Operating System and Virtual Memory Support: Memory allocators and OS extensions ensure compatibility with page management, data mapping, and vertical/transposed layouts, crucial for seamless PIM integration; region-based page tables preserve virtual memory abstractions (Ghose et al., 2018, Oliveira et al., 2022).

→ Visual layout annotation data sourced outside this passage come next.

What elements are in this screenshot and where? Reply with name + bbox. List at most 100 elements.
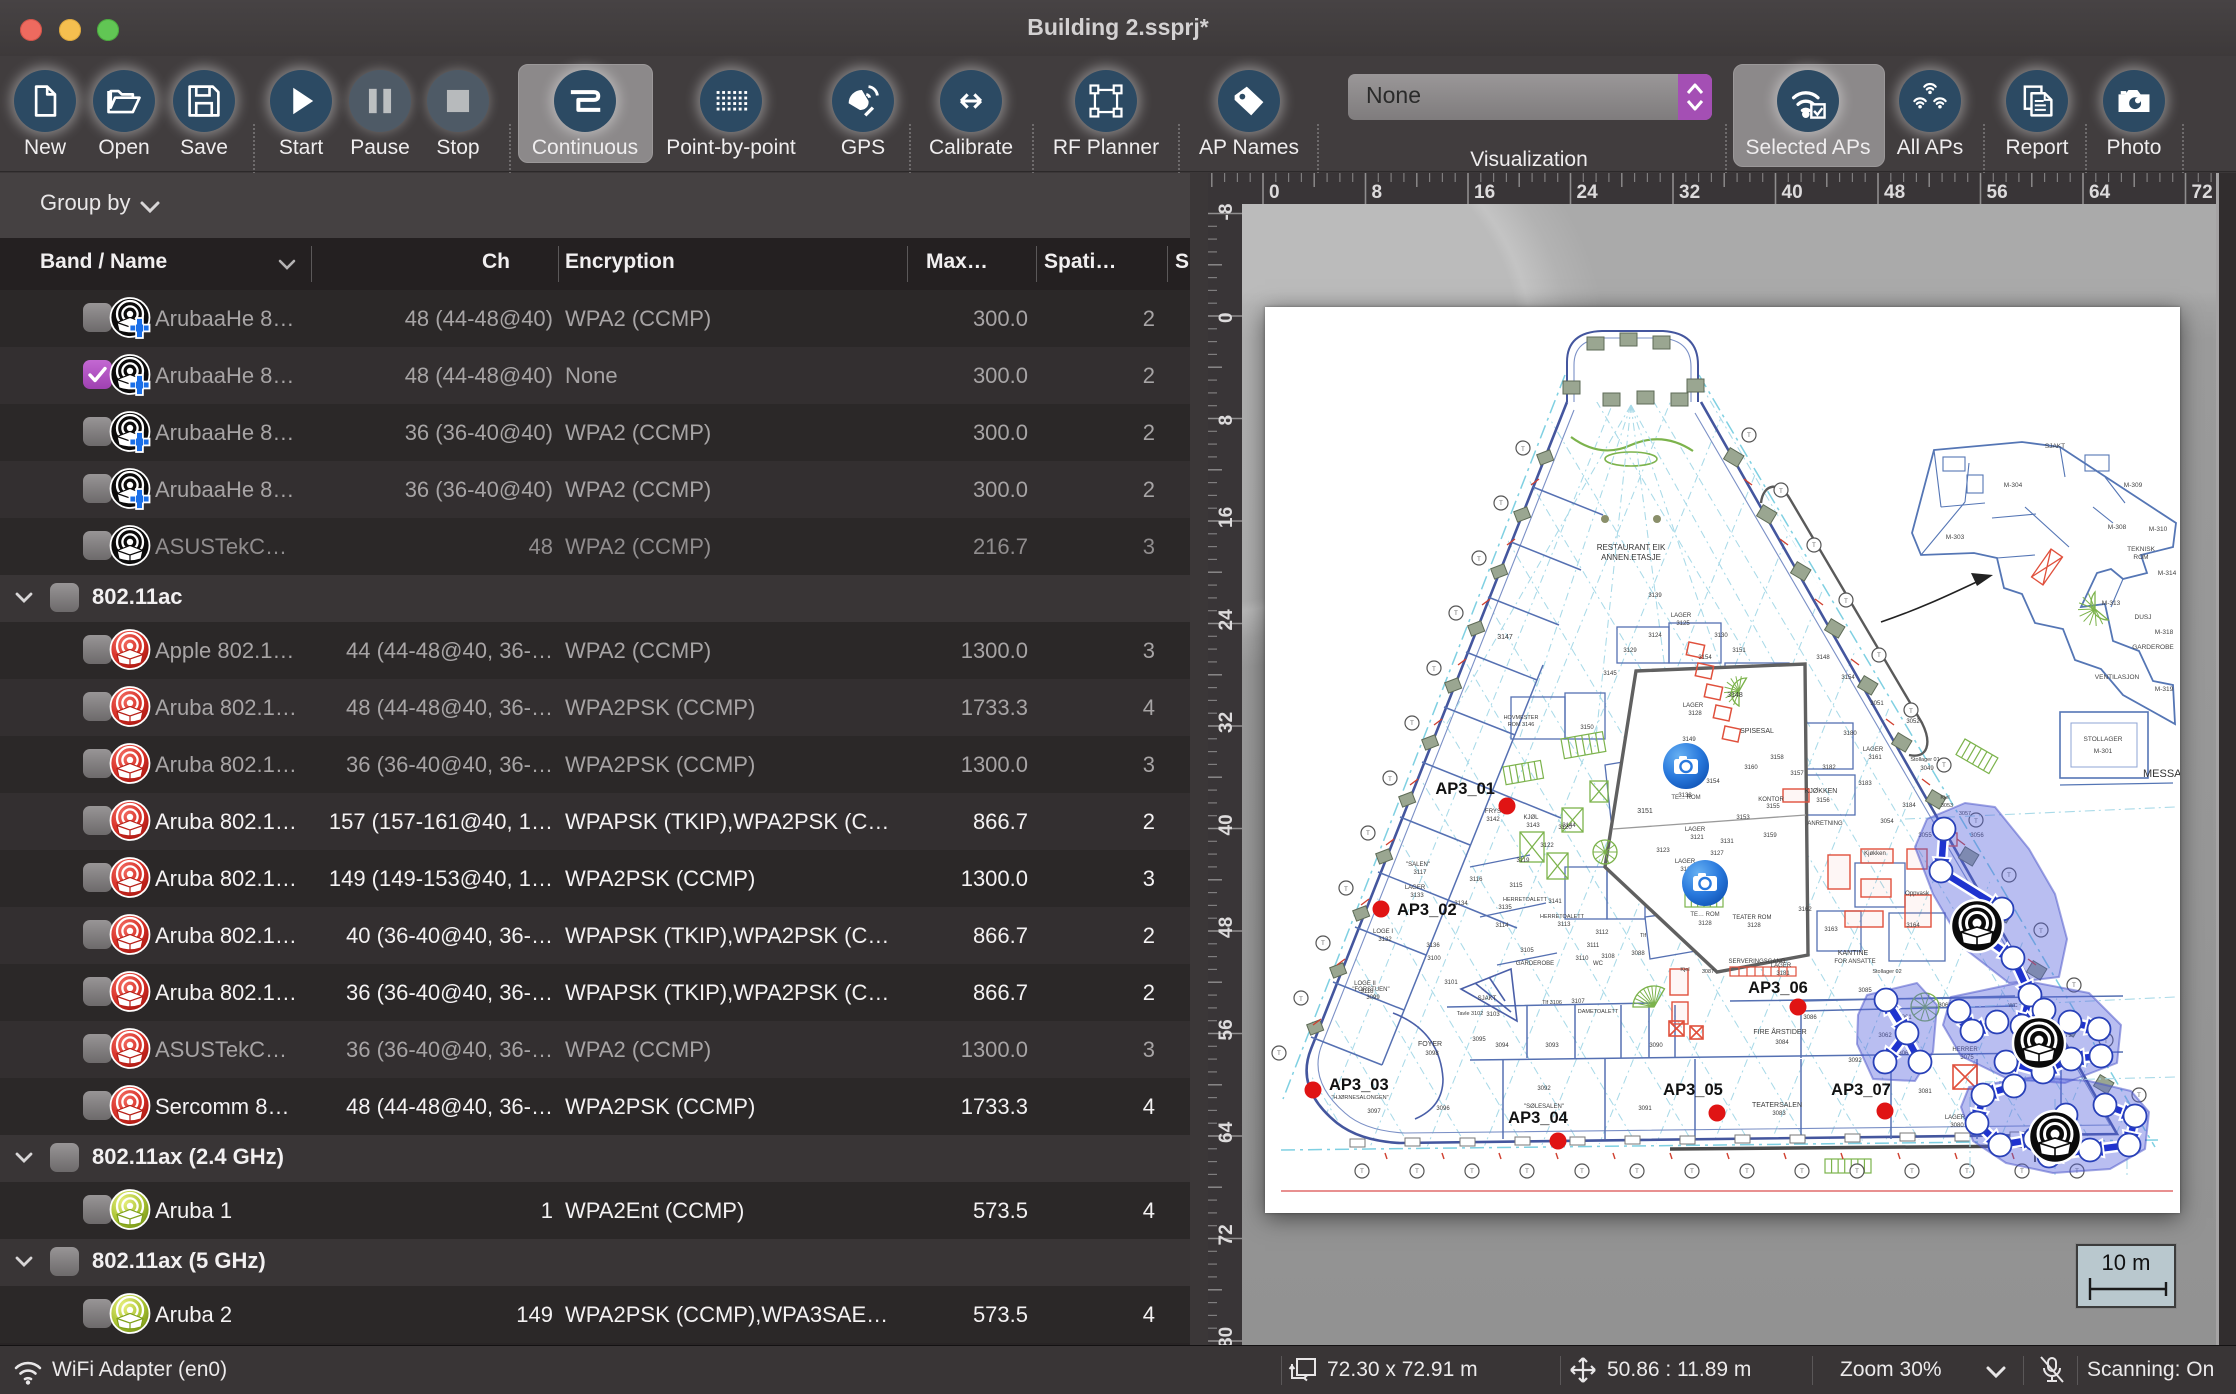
svg-text:3157: 3157 xyxy=(1790,771,1804,777)
svg-text:M-318: M-318 xyxy=(2155,629,2174,636)
svg-text:T: T xyxy=(1525,1169,1529,1175)
svg-text:3182: 3182 xyxy=(1822,765,1836,771)
svg-text:LAGER: LAGER xyxy=(1945,1115,1966,1121)
svg-text:3094: 3094 xyxy=(1495,1043,1509,1049)
svg-text:"HJØRNESALONGEN": "HJØRNESALONGEN" xyxy=(1331,1095,1388,1101)
svg-text:3149: 3149 xyxy=(1682,737,1696,743)
svg-text:Kjel: Kjel xyxy=(1940,795,1949,801)
svg-text:80: 80 xyxy=(1216,1327,1237,1345)
svg-text:T: T xyxy=(1800,1169,1804,1175)
svg-text:3122: 3122 xyxy=(1540,843,1554,849)
svg-text:TEATER ROM: TEATER ROM xyxy=(1733,915,1772,921)
svg-text:3150: 3150 xyxy=(1580,725,1594,731)
svg-text:HERRETOALETT: HERRETOALETT xyxy=(1540,914,1585,920)
svg-text:LOGE I: LOGE I xyxy=(1373,929,1393,935)
svg-text:"SALEN": "SALEN" xyxy=(1406,862,1430,868)
svg-text:T: T xyxy=(1360,1169,1364,1175)
svg-text:3139: 3139 xyxy=(1648,593,1662,599)
svg-text:"FORSTUEN": "FORSTUEN" xyxy=(1352,987,1389,993)
svg-text:Tavle 3102: Tavle 3102 xyxy=(1457,1011,1484,1017)
svg-text:3155: 3155 xyxy=(1766,804,1780,810)
svg-text:3092: 3092 xyxy=(1537,1086,1551,1092)
svg-text:AP3_03: AP3_03 xyxy=(1329,1076,1389,1094)
svg-text:3105: 3105 xyxy=(1520,948,1534,954)
svg-text:3164: 3164 xyxy=(1906,923,1920,929)
svg-text:3114: 3114 xyxy=(1496,923,1510,929)
svg-text:M-314: M-314 xyxy=(2158,570,2177,577)
svg-text:3081: 3081 xyxy=(1918,1089,1932,1095)
svg-text:KJØL: KJØL xyxy=(1523,815,1539,821)
svg-text:3131: 3131 xyxy=(1720,839,1734,845)
svg-text:16: 16 xyxy=(1216,507,1237,528)
svg-text:3163: 3163 xyxy=(1824,927,1838,933)
svg-text:ANNEN.ETASJE: ANNEN.ETASJE xyxy=(1601,553,1661,562)
svg-text:ROM 3146: ROM 3146 xyxy=(1508,722,1535,728)
svg-text:3092: 3092 xyxy=(1848,1058,1862,1064)
svg-text:Tlf 3106: Tlf 3106 xyxy=(1542,1000,1562,1006)
svg-text:ROM: ROM xyxy=(2133,554,2148,561)
svg-text:AP3_01: AP3_01 xyxy=(1435,780,1495,798)
svg-text:3123: 3123 xyxy=(1656,848,1670,854)
svg-text:T: T xyxy=(1844,599,1848,605)
svg-text:3180: 3180 xyxy=(1843,731,1857,737)
svg-text:M-313: M-313 xyxy=(2102,600,2121,607)
svg-text:3128: 3128 xyxy=(1747,923,1761,929)
svg-text:3151: 3151 xyxy=(1637,808,1653,815)
svg-text:0: 0 xyxy=(1269,182,1280,203)
svg-text:TEATERSALEN: TEATERSALEN xyxy=(1752,1102,1802,1109)
svg-text:Oppvask: Oppvask xyxy=(1905,891,1930,897)
svg-text:3154: 3154 xyxy=(1841,675,1855,681)
svg-text:T: T xyxy=(1410,721,1414,727)
svg-text:M-309: M-309 xyxy=(2124,482,2143,489)
svg-text:Kjel: Kjel xyxy=(1680,967,1689,973)
svg-text:T: T xyxy=(1366,831,1370,837)
svg-text:T: T xyxy=(1635,1169,1639,1175)
svg-text:-8: -8 xyxy=(1216,204,1237,221)
svg-text:3121: 3121 xyxy=(1690,835,1704,841)
svg-text:3160: 3160 xyxy=(1744,765,1758,771)
svg-text:3096: 3096 xyxy=(1436,1106,1450,1112)
svg-text:SJAKT: SJAKT xyxy=(1478,996,1497,1002)
svg-text:3127: 3127 xyxy=(1710,851,1724,857)
svg-text:FIRE ÅRSTIDER: FIRE ÅRSTIDER xyxy=(1753,1027,1806,1036)
svg-text:LAGER: LAGER xyxy=(1683,703,1704,709)
svg-text:T: T xyxy=(1477,557,1481,563)
svg-text:T: T xyxy=(1388,777,1392,783)
svg-text:T: T xyxy=(1344,887,1348,893)
svg-text:3162: 3162 xyxy=(1798,907,1812,913)
svg-text:3112: 3112 xyxy=(1596,930,1610,936)
svg-text:3099: 3099 xyxy=(1366,995,1380,1001)
svg-text:M-304: M-304 xyxy=(2004,482,2023,489)
svg-text:FOYER: FOYER xyxy=(1418,1041,1442,1048)
svg-text:3183: 3183 xyxy=(1858,781,1872,787)
svg-text:3085: 3085 xyxy=(1858,988,1872,994)
svg-text:3136: 3136 xyxy=(1426,943,1440,949)
svg-text:M-319: M-319 xyxy=(2155,686,2174,693)
svg-text:T: T xyxy=(1779,489,1783,495)
svg-text:LAGER: LAGER xyxy=(1671,613,1692,619)
svg-text:ANRETNING: ANRETNING xyxy=(1807,821,1843,827)
svg-text:3145: 3145 xyxy=(1603,671,1617,677)
svg-text:3184: 3184 xyxy=(1902,803,1916,809)
svg-text:T: T xyxy=(1499,501,1503,507)
svg-text:3130: 3130 xyxy=(1714,633,1728,639)
svg-text:AP3_06: AP3_06 xyxy=(1748,979,1808,997)
svg-text:3093: 3093 xyxy=(1545,1043,1559,1049)
svg-text:16: 16 xyxy=(1474,182,1495,203)
svg-text:M-308: M-308 xyxy=(2108,524,2127,531)
svg-text:3124: 3124 xyxy=(1648,633,1662,639)
svg-text:Kjøkken: Kjøkken xyxy=(1864,851,1886,857)
svg-text:3097: 3097 xyxy=(1367,1109,1381,1115)
svg-text:TE… ROM: TE… ROM xyxy=(1671,795,1700,801)
svg-text:3159: 3159 xyxy=(1763,833,1777,839)
svg-text:24: 24 xyxy=(1216,609,1237,631)
svg-text:DAMETOALETT: DAMETOALETT xyxy=(1578,1009,1619,1015)
svg-text:3120: 3120 xyxy=(1558,825,1572,831)
svg-text:AP3_05: AP3_05 xyxy=(1663,1081,1723,1099)
svg-text:T: T xyxy=(1877,653,1881,659)
svg-text:72: 72 xyxy=(2192,182,2213,203)
svg-text:AP3_07: AP3_07 xyxy=(1831,1081,1891,1099)
svg-text:3103: 3103 xyxy=(1486,1012,1500,1018)
svg-text:3107: 3107 xyxy=(1571,999,1585,1005)
svg-text:RESTAURANT EIK: RESTAURANT EIK xyxy=(1597,543,1666,552)
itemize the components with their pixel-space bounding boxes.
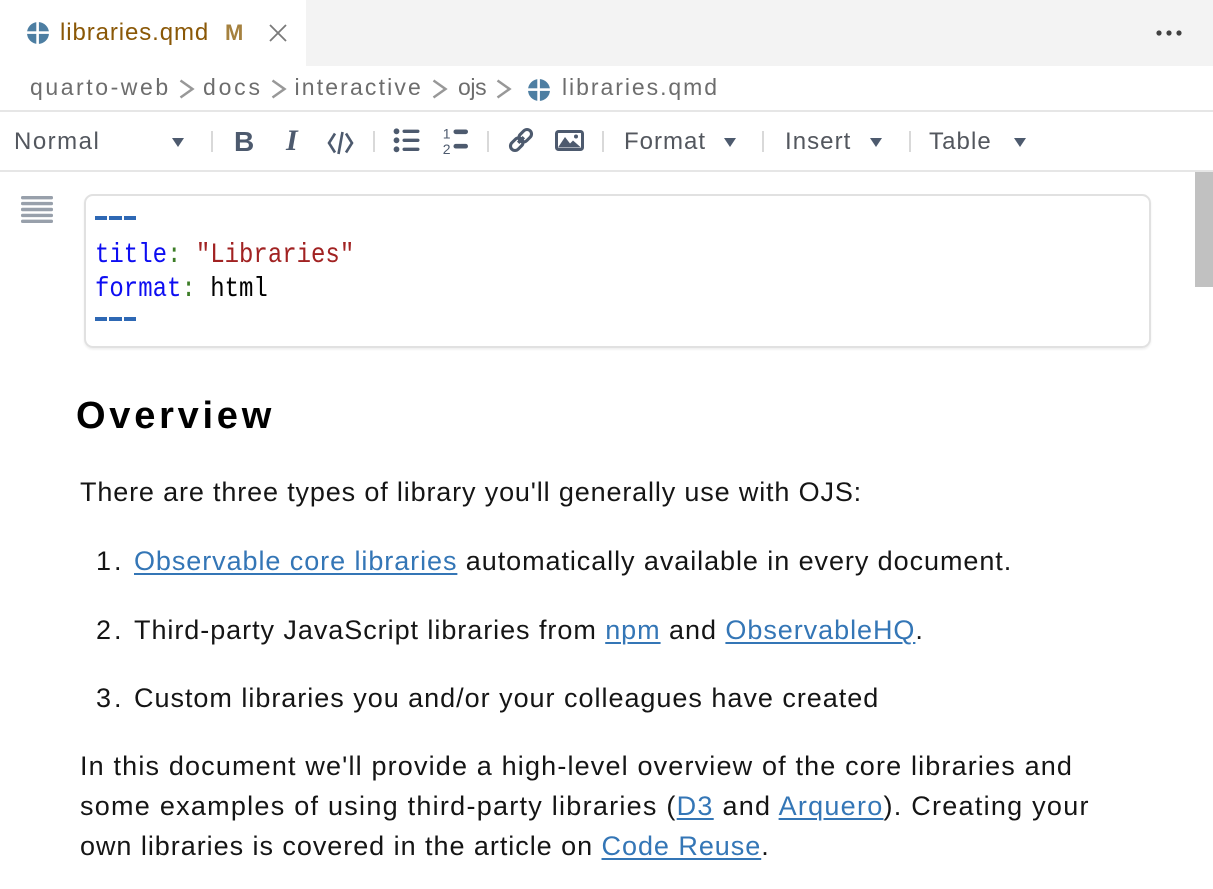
svg-text:1: 1 <box>443 127 451 141</box>
svg-text:2: 2 <box>443 141 451 155</box>
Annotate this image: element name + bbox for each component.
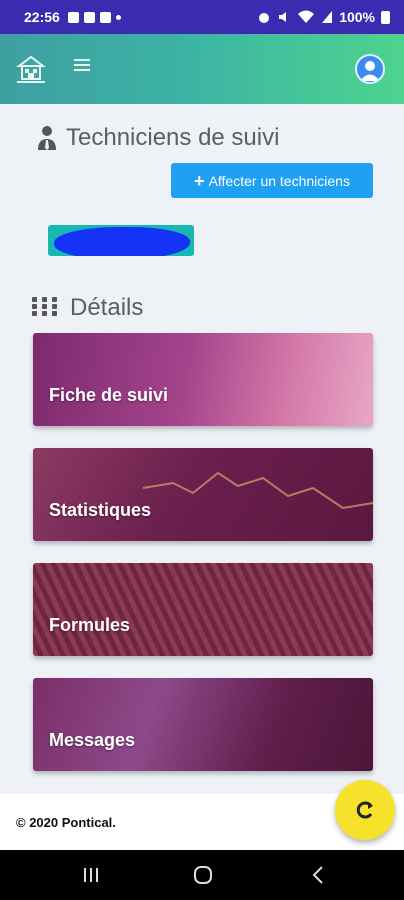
chart-background-image	[142, 471, 373, 510]
alarm-icon	[259, 13, 270, 23]
battery-icon	[381, 10, 390, 24]
card-label: Messages	[49, 730, 136, 750]
technicien-chip[interactable]	[48, 225, 194, 256]
card-messages[interactable]: Messages	[33, 678, 373, 771]
techniciens-title-text: Techniciens de suivi	[66, 124, 280, 151]
refresh-fab-button[interactable]	[335, 780, 395, 840]
status-right: 100%	[257, 9, 390, 25]
recents-button[interactable]	[78, 862, 104, 888]
wifi-icon	[298, 10, 315, 23]
user-avatar-icon[interactable]	[355, 54, 385, 84]
affecter-button-label: Affecter un techniciens	[208, 172, 350, 189]
building-logo-icon[interactable]	[14, 52, 48, 86]
battery-percent: 100%	[339, 9, 375, 25]
home-icon	[194, 866, 212, 884]
grid-dots-icon	[32, 297, 64, 319]
notification-icons	[67, 11, 121, 23]
android-nav-bar	[0, 850, 404, 900]
redacted-name-overlay	[54, 227, 190, 256]
copyright-text: © 2020 Pontical.	[16, 815, 116, 830]
home-button[interactable]	[190, 862, 216, 888]
facebook-notification-icon	[83, 11, 95, 23]
hamburger-icon[interactable]	[74, 59, 90, 73]
back-icon	[312, 866, 323, 884]
techniciens-section-title: Techniciens de suivi	[34, 124, 279, 152]
card-label: Fiche de suivi	[49, 385, 169, 405]
signal-icon	[322, 11, 333, 23]
affecter-techniciens-button[interactable]: + Affecter un techniciens	[171, 163, 373, 198]
card-label: Statistiques	[49, 500, 152, 520]
card-formules[interactable]: Formules	[33, 563, 373, 656]
card-statistiques[interactable]: Statistiques	[33, 448, 373, 541]
facebook-notification-icon	[99, 11, 111, 23]
mute-icon	[279, 12, 287, 22]
back-button[interactable]	[306, 862, 332, 888]
refresh-icon	[356, 801, 373, 819]
card-label: Formules	[49, 615, 131, 635]
details-title-text: Détails	[70, 294, 144, 321]
card-fiche-de-suivi[interactable]: Fiche de suivi	[33, 333, 373, 426]
app-header	[0, 34, 404, 104]
status-time: 22:56	[24, 9, 60, 25]
status-bar: 22:56 100%	[0, 0, 404, 34]
user-tie-icon	[38, 126, 56, 150]
recents-icon	[84, 868, 98, 882]
more-notifications-icon	[115, 14, 121, 20]
plus-icon: +	[194, 170, 205, 191]
details-section-title: Détails	[32, 294, 143, 322]
gallery-notification-icon	[67, 11, 79, 23]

7. Challenges, Limitations, and Future Prospects

Hybrid PIM architectures encounter specific challenges:

Design Complexity and Reliability: Analog in-memory computation is sensitive to process variations, requiring careful verification and error resilience (Mutlu et al., 2019).
Area and Integration Trade-offs: SRAM-PIM offers low latency at high area cost, whereas DRAM-PIM scales better at capacity; hybrid bonding must balance density, yield, and interconnect power (Li et al., 17 Sep 2025).
Coherence and Consistency: Ensuring efficient and correct memory semantics in shared, hybrid contexts remains nontrivial, typically resolved by speculative, batched, or software-assisted protocols (Ghose et al., 2018, Olgun et al., 2022).
Dynamic Workload and Mapping: Adaptive allocation algorithms (such as those in HH-PIM) are necessary to meet real-time constraints in changing environments (Jeon et al., 2 Apr 2025).

A plausible implication is that future PIM systems will increasingly rely on heterogeneity—combining multiple memory technologies (MRAM, DRAM, SRAM, ReRAM) and adaptive allocation/scheduling strategies—to balance energy, performance, and scalability across inference, database, and graph analytics workloads. System software, compiler, and toolchain support will be pivotal in driving deployment, flexibility, and application portability in both cloud and edge domains (Oliveira et al., 2022, Li et al., 17 Sep 2025).